Accurate Leakage Estimation for FinFET Standard Cells Using the Response Surface Methodology

Abstract

Among different multi-gate transistors, Fin FETs and Trigate FETs have set themselves apart as the most promising candidates for the upcoming 22nm technology node and beyond owing to their superior device performance, lower leakage power consumption and cost-effective fabrication process. Innovative circuit design and optimization techniques will be required to harness the power of multi-gate transistors, which in turn will depend on accurate leakage and timing characterization of these devices under spatial and environmental variations. Hence, in order to aid circuit designers, we present accurate analytical models using central composite rotatable design (CCRD) based on response surface methodology (RSM) to estimate the leakage current in Fin FET standard cells under the effect of variations in gate length ($L_G$), fin thickness ($T_{SI}$), gate-oxide thickness ($T_{OX}$) and gate-work function ($\Phi_G$).

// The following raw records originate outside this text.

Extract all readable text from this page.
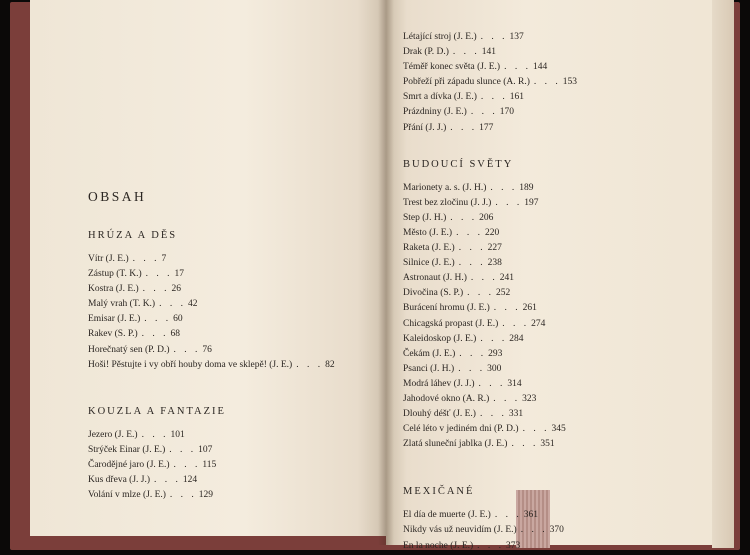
OBSAH
HRÚZA A DĚS
Vítr (J. E.) . . . 7
Zástup (T. K.) . . . 17
Kostra (J. E.) . . . 26
Malý vrah (T. K.) . . . 42
Emisar (J. E.) . . . 60
Rakev (S. P.) . . . 68
Horečnatý sen (P. D.) . . . 76
Hoši! Pěstujte i vy obří houby doma ve sklepě! (J. E.) . . . 82
KOUZLA A FANTAZIE
Jezero (J. E.) . . . 101
Strýček Einar (J. E.) . . . 107
Čarodějné jaro (J. E.) . . . 115
Kus dřeva (J. J.) . . . 124
Volání v mlze (J. E.) . . . 129
Létající stroj (J. E.) . . . 137
Drak (P. D.) . . . 141
Téměř konec světa (J. E.) . . . 144
Pobřeží při západu slunce (A. R.) . . . 153
Smrt a dívka (J. E.) . . . 161
Prázdniny (J. E.) . . . 170
Přání (J. J.) . . . 177
BUDOUCÍ SVĚTY
Marionety a. s. (J. H.) . . . 189
Trest bez zločinu (J. J.) . . . 197
Step (J. H.) . . . 206
Město (J. E.) . . . 220
Raketa (J. E.) . . . 227
Silnice (J. E.) . . . 238
Astronaut (J. H.) . . . 241
Divočina (S. P.) . . . 252
Burácení hromu (J. E.) . . . 261
Chicagská propast (J. E.) . . . 274
Kaleidoskop (J. E.) . . . 284
Čekám (J. E.) . . . 293
Psanci (J. H.) . . . 300
Modrá láhev (J. J.) . . . 314
Jahodové okno (A. R.) . . . 323
Dlouhý déšť (J. E.) . . . 331
Celé léto v jediném dni (P. D.) . . . 345
Zlatá sluneční jablka (J. E.) . . . 351
MEXIČANÉ
El día de muerte (J. E.) . . . 361
Nikdy vás už neuvidím (J. E.) . . . 370
En la noche (J. E.) . . . 373
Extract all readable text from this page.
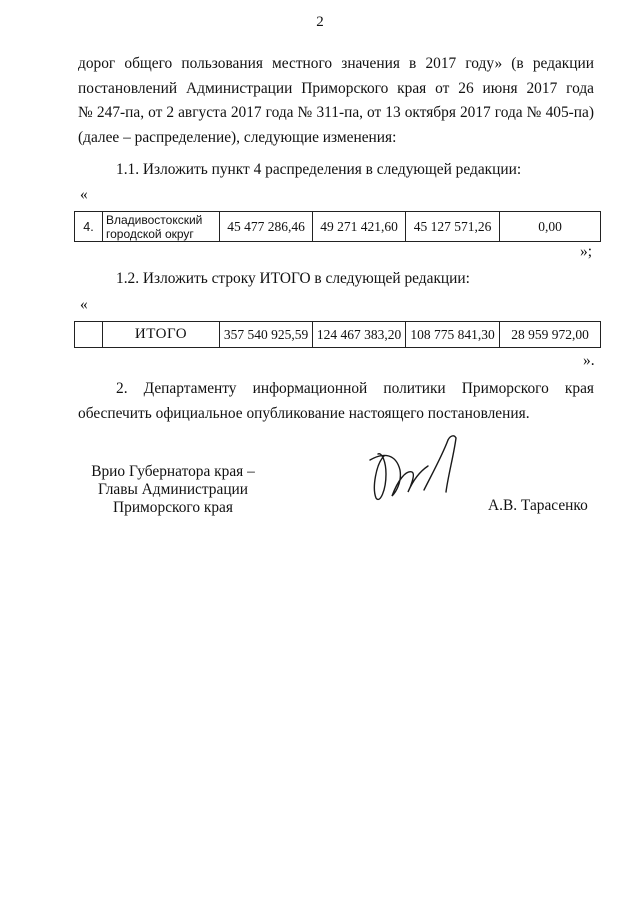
2
дорог общего пользования местного значения в 2017 году» (в редакции
постановлений Администрации Приморского края от 26 июня 2017 года
№ 247-па, от 2 августа 2017 года № 311-па, от 13 октября 2017 года № 405-па)
(далее – распределение), следующие изменения:
1.1. Изложить пункт 4 распределения в следующей редакции:
«
4.	Владивостокский
городской округ	45 477 286,46	49 271 421,60	45 127 571,26	0,00
»;
1.2. Изложить строку ИТОГО в следующей редакции:
«
	ИТОГО	357 540 925,59	124 467 383,20	108 775 841,30	28 959 972,00
».
2. Департаменту информационной политики Приморского края
обеспечить официальное опубликование настоящего постановления.
Врио Губернатора края –
Главы Администрации
Приморского края	А.В. Тарасенко
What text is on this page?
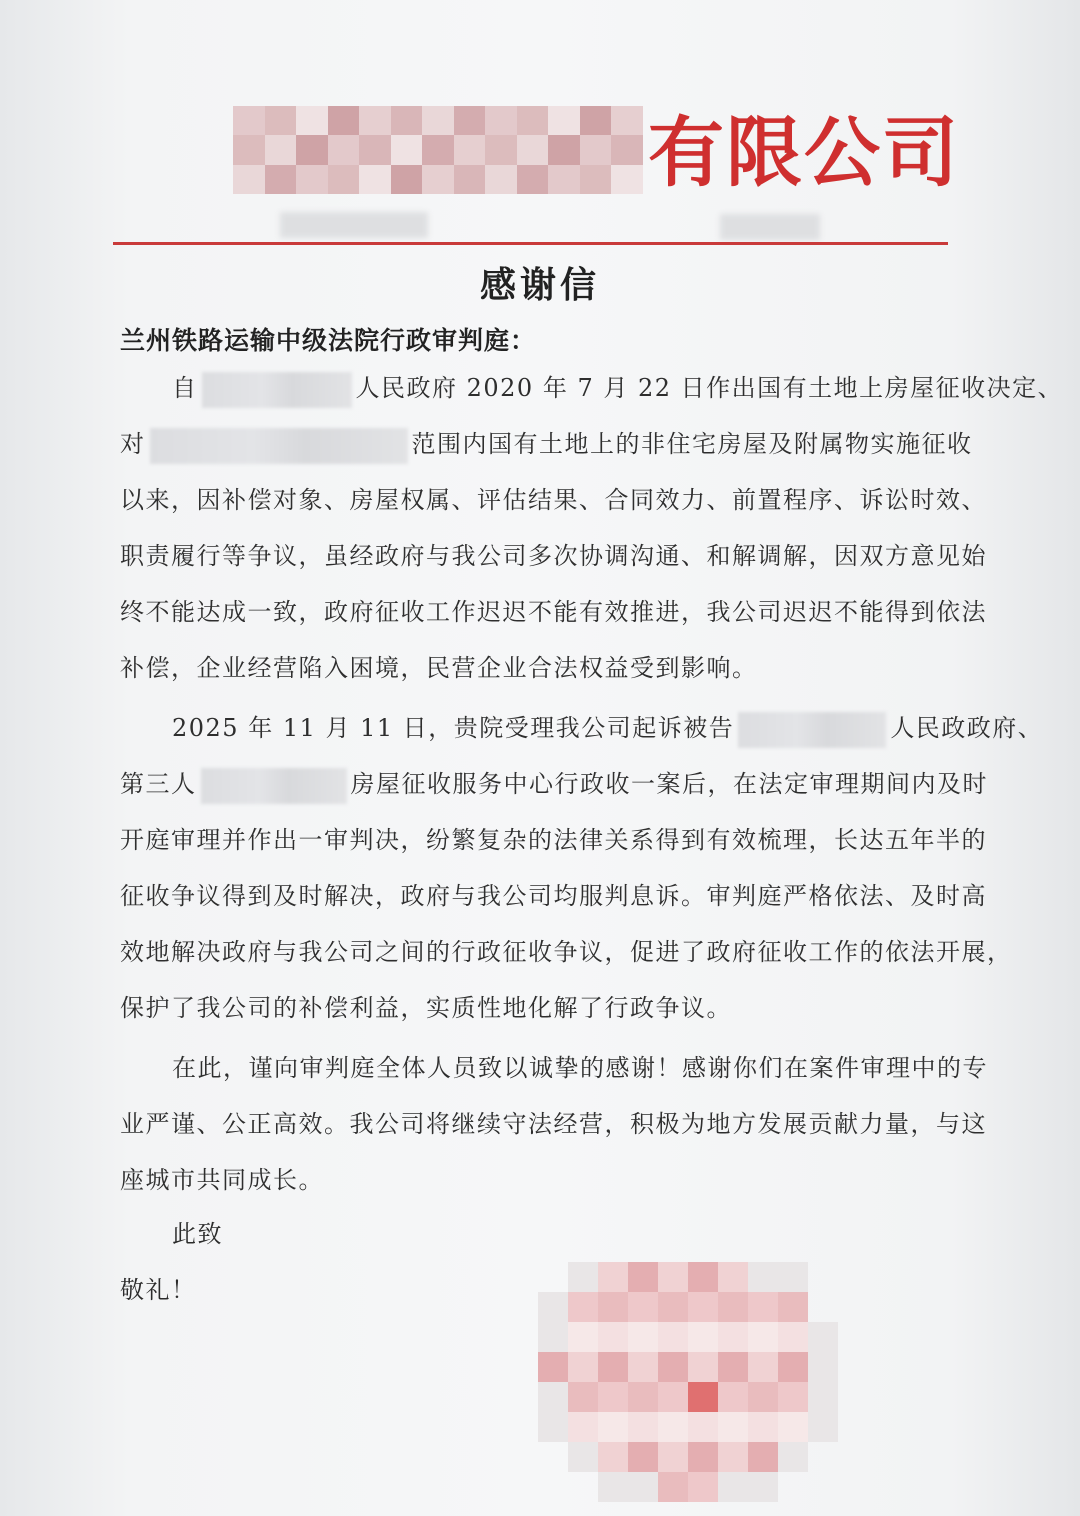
有限公司
感谢信
兰州铁路运输中级法院行政审判庭：
自	人民政府 2020 年 7 月 22 日作出国有土地上房屋征收决定、
对	范围内国有土地上的非住宅房屋及附属物实施征收
以来，因补偿对象、房屋权属、评估结果、合同效力、前置程序、诉讼时效、
职责履行等争议，虽经政府与我公司多次协调沟通、和解调解，因双方意见始
终不能达成一致，政府征收工作迟迟不能有效推进，我公司迟迟不能得到依法
补偿，企业经营陷入困境，民营企业合法权益受到影响。
2025 年 11 月 11 日，贵院受理我公司起诉被告	人民政政府、
第三人	房屋征收服务中心行政收一案后，在法定审理期间内及时
开庭审理并作出一审判决，纷繁复杂的法律关系得到有效梳理，长达五年半的
征收争议得到及时解决，政府与我公司均服判息诉。审判庭严格依法、及时高
效地解决政府与我公司之间的行政征收争议，促进了政府征收工作的依法开展，
保护了我公司的补偿利益，实质性地化解了行政争议。
在此，谨向审判庭全体人员致以诚挚的感谢！感谢你们在案件审理中的专
业严谨、公正高效。我公司将继续守法经营，积极为地方发展贡献力量，与这
座城市共同成长。
此致
敬礼！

To the best of our knowledge, this is the first attempt to develop analytical models for leakage estimation of Fin FET devices/logic gates based on TCAD simulations of adjusted 2D device cross-sections that have been shown to track TCAD simulations of 3D device behavior within a 1-3\% error range. This drastically reduces the CPU time of our modeling technique (by several orders of magnitude) without much loss in accuracy. We present analytical leakage models for different logic styles, e.g., shorted-gate (SG) and independent-gate (IG) Fin FETs, at the 22nm technology node. The leakage estimates derived from the analytical models are in close agreement with quasi-Monte Carlo (QMC) simulation results obtained for different adjusted-2D (3D) devices/logic gates with a maximum root mean square error (RMSE) of 5.28\% (7.03\%).